A vérifier également :

  • La solidité financière de la société d’exploitation preneuse à bail
  • L’expérience du métier de cette même société
  • La cohérence économique du projet vue du côté de l’exploitant (fréquentation, concurrence, nombre de lits aux alentours, importance des facteurs conjoncturels, etc…)
  • La cohérence du prix TTC par rapport à ce qui se pratique en neuf aux alentours, en dehors de la loi Demessine, en tenant compte néanmoins de la plus value apportée par des équipements complémentaires faisant partie de la résidence (piscine, sauna, etc...)

Tous ces éléments sont très importants car ce sont les seuls qui pourront permettre d’assurer dans le temps la pérennité du projet.
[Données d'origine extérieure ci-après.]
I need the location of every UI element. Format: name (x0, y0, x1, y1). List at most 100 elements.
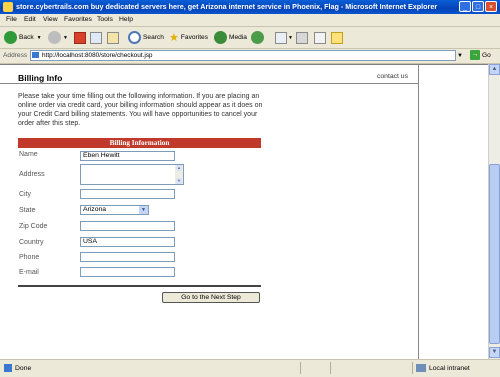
messenger-button[interactable] (331, 30, 343, 45)
menu-help[interactable]: Help (119, 16, 133, 23)
zip-label: Zip Code (19, 223, 48, 230)
next-step-button[interactable]: Go to the Next Step (162, 292, 260, 303)
favorites-label: Favorites (180, 34, 208, 41)
menu-tools[interactable]: Tools (97, 16, 113, 23)
mail-icon (275, 31, 287, 44)
menu-favorites[interactable]: Favorites (64, 16, 92, 23)
go-arrow-icon: → (470, 50, 480, 60)
edit-page-icon (314, 31, 326, 44)
page-viewport: Billing Info contact us Please take your… (0, 64, 488, 360)
contact-us-link[interactable]: contact us (377, 73, 408, 80)
email-label: E-mail (19, 269, 39, 276)
name-field[interactable]: Eben Hewitt (80, 151, 175, 161)
state-selected-value: Arizona (83, 206, 107, 213)
go-label: Go (482, 51, 491, 59)
status-text: Done (15, 364, 32, 372)
note-icon (331, 31, 343, 44)
address-bar: Address http://localhost:8080/store/chec… (0, 49, 500, 64)
history-icon (251, 31, 264, 44)
history-button[interactable] (251, 30, 266, 45)
address-label-field: Address (19, 171, 45, 178)
forward-arrow-icon (48, 31, 61, 44)
search-label: Search (143, 34, 164, 41)
name-label: Name (19, 151, 38, 158)
page-scrollbar[interactable]: ▲ ▼ (488, 64, 500, 359)
country-label: Country (19, 239, 44, 246)
scroll-up-arrow-icon[interactable]: ▲ (489, 64, 500, 75)
phone-field[interactable] (80, 252, 175, 262)
status-done: Done (4, 364, 31, 372)
scroll-thumb[interactable] (489, 164, 500, 344)
go-button[interactable]: → Go (470, 50, 491, 60)
window-title: store.cybertrails.com buy dedicated serv… (16, 2, 438, 11)
maximize-button[interactable]: □ (472, 1, 484, 12)
phone-label: Phone (19, 254, 40, 261)
toolbar: Back ▼ ▼ Search ★ Favorites Media ▼ (0, 27, 500, 49)
minimize-button[interactable]: _ (459, 1, 471, 12)
title-bar: store.cybertrails.com buy dedicated serv… (0, 0, 500, 14)
print-icon (296, 31, 308, 44)
forward-button[interactable]: ▼ (48, 30, 68, 45)
refresh-icon (90, 31, 102, 44)
email-field[interactable] (80, 267, 175, 277)
form-divider (18, 285, 261, 287)
media-label: Media (229, 34, 247, 41)
menu-edit[interactable]: Edit (24, 16, 36, 23)
home-icon (107, 31, 119, 44)
forward-dropdown-icon: ▼ (63, 34, 68, 41)
back-dropdown-icon: ▼ (36, 34, 42, 41)
stop-button[interactable] (74, 30, 86, 45)
country-field[interactable]: USA (80, 237, 175, 247)
city-field[interactable] (80, 189, 175, 199)
right-rule (418, 65, 419, 360)
menu-file[interactable]: File (6, 16, 17, 23)
status-separator (330, 362, 331, 374)
home-button[interactable] (107, 30, 119, 45)
zone-label: Local intranet (429, 364, 470, 372)
refresh-button[interactable] (90, 30, 102, 45)
section-header: Billing Information (18, 138, 261, 148)
scroll-down-icon[interactable]: ▼ (176, 178, 182, 184)
state-select[interactable]: Arizona ▼ (80, 205, 149, 215)
zip-field[interactable] (80, 221, 175, 231)
city-label: City (19, 191, 32, 198)
menu-bar: File Edit View Favorites Tools Help (0, 14, 500, 27)
address-dropdown-icon[interactable]: ▼ (457, 51, 466, 61)
stop-icon (74, 31, 86, 44)
star-icon: ★ (169, 32, 179, 44)
intranet-icon (416, 364, 426, 372)
mail-dropdown-icon: ▼ (288, 34, 293, 41)
intro-text: Please take your time filling out the fo… (18, 93, 263, 127)
back-button[interactable]: Back ▼ (4, 30, 42, 45)
security-zone: Local intranet (416, 364, 470, 372)
status-separator (412, 362, 413, 374)
close-button[interactable]: × (485, 1, 497, 12)
address-textarea[interactable]: ▲ ▼ (80, 164, 184, 185)
address-label: Address (3, 52, 28, 59)
search-button[interactable]: Search (128, 30, 164, 45)
state-label: State (19, 207, 36, 214)
header-divider (0, 83, 418, 84)
print-button[interactable] (296, 30, 308, 45)
textarea-scrollbar[interactable]: ▲ ▼ (175, 165, 183, 184)
favorites-button[interactable]: ★ Favorites (169, 30, 208, 45)
ie-icon (3, 2, 13, 12)
page-heading: Billing Info (18, 73, 63, 83)
status-bar: Done Local intranet (0, 359, 500, 377)
address-input[interactable]: http://localhost:8080/store/checkout.jsp (30, 50, 456, 61)
page-content: Billing Info contact us Please take your… (0, 65, 419, 360)
back-arrow-icon (4, 31, 17, 44)
chevron-down-icon[interactable]: ▼ (139, 206, 148, 214)
search-icon (128, 31, 141, 44)
back-label: Back (19, 34, 34, 41)
scroll-up-icon[interactable]: ▲ (176, 165, 182, 171)
page-done-icon (4, 364, 12, 372)
media-button[interactable]: Media (214, 30, 247, 45)
page-icon (32, 52, 39, 58)
status-separator (300, 362, 301, 374)
scroll-down-arrow-icon[interactable]: ▼ (489, 347, 500, 358)
mail-button[interactable]: ▼ (275, 30, 293, 45)
media-icon (214, 31, 227, 44)
edit-button[interactable] (314, 30, 326, 45)
menu-view[interactable]: View (43, 16, 58, 23)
En effet, le bail commercial protège plus le locataire que le propriétaire et si le projet n’est pas suffisamment sécurisé et économiquement viable, la société locataire pourra :

Donner congé à l’issue de la 1ère période triennale ou vous menacer de le faire pour faire baisser les loyers ou vous imposer des charges qui normalement lui incombent.

Céder son bail à n’importe quelle structure destinée à arrêter l’opération et qui pourra déposer le bilan pour vous laisser sans gestionnaire.

Si le projet n’est pas économiquement viable on peut même craindre le dépôt de bilan, voire la liquidation de l’exploitant.

Les conséquences d’une absence de gestionnaire sont très dures pour les propriétaires, car dans le cas d’une absence de location, outre la perte financière due à l’absence de loyer, ils devront normalement faire face au remboursement auprès du trésor public de la réduction d’impôt ainsi que de la TVA sur le prix d’achat.

On le voit, la loi Demessine est dans son concept très attractif, avec dans le meilleur des cas, 25% de la valeur immobilière « offerte » par l’état.

Dans la réalité, l’investisseur est très mal protégé, ne contrôle pas grand-chose et se retrouve souvent face au bon vouloir d’un exploitant qui dans certains cas met sous pression ses propriétaires en jouant sur la crainte de la perte fiscale.

C’est donc un type d’investissement à manier avec précaution, et cela d’autant plus que la loi étant relativement récente, personne n’a l’expérience des possibilités de revente à l’issue des 9 années de location.

Cela peut être néanmoins un investissement tentant pour l’aspect défiscalisation et utilisation personnelle sous réserve des précautions listées précédemment.

A compter des revenus 2009, la réduction d'impôt du dispositif Demessine est limitée par le plafonnement général des niches fiscales : plafond général des réductions d'impôt limité à 25.000 € plus 10% des revenus imposables du foyer fiscal. Plafonnement abaissé à 20.000 € plus 8% à compter des revenus de 2010 (loi de finances 2010). Voir le Bulletin Officiel des Impôts 5 B-19-10 d'août 2010 concernant le plafonnement.

Décret 2011-545 du 18 mai 2011 pris pour l’application des réductions d’impôt Demessine (cas de la défaillance du gestionnaire).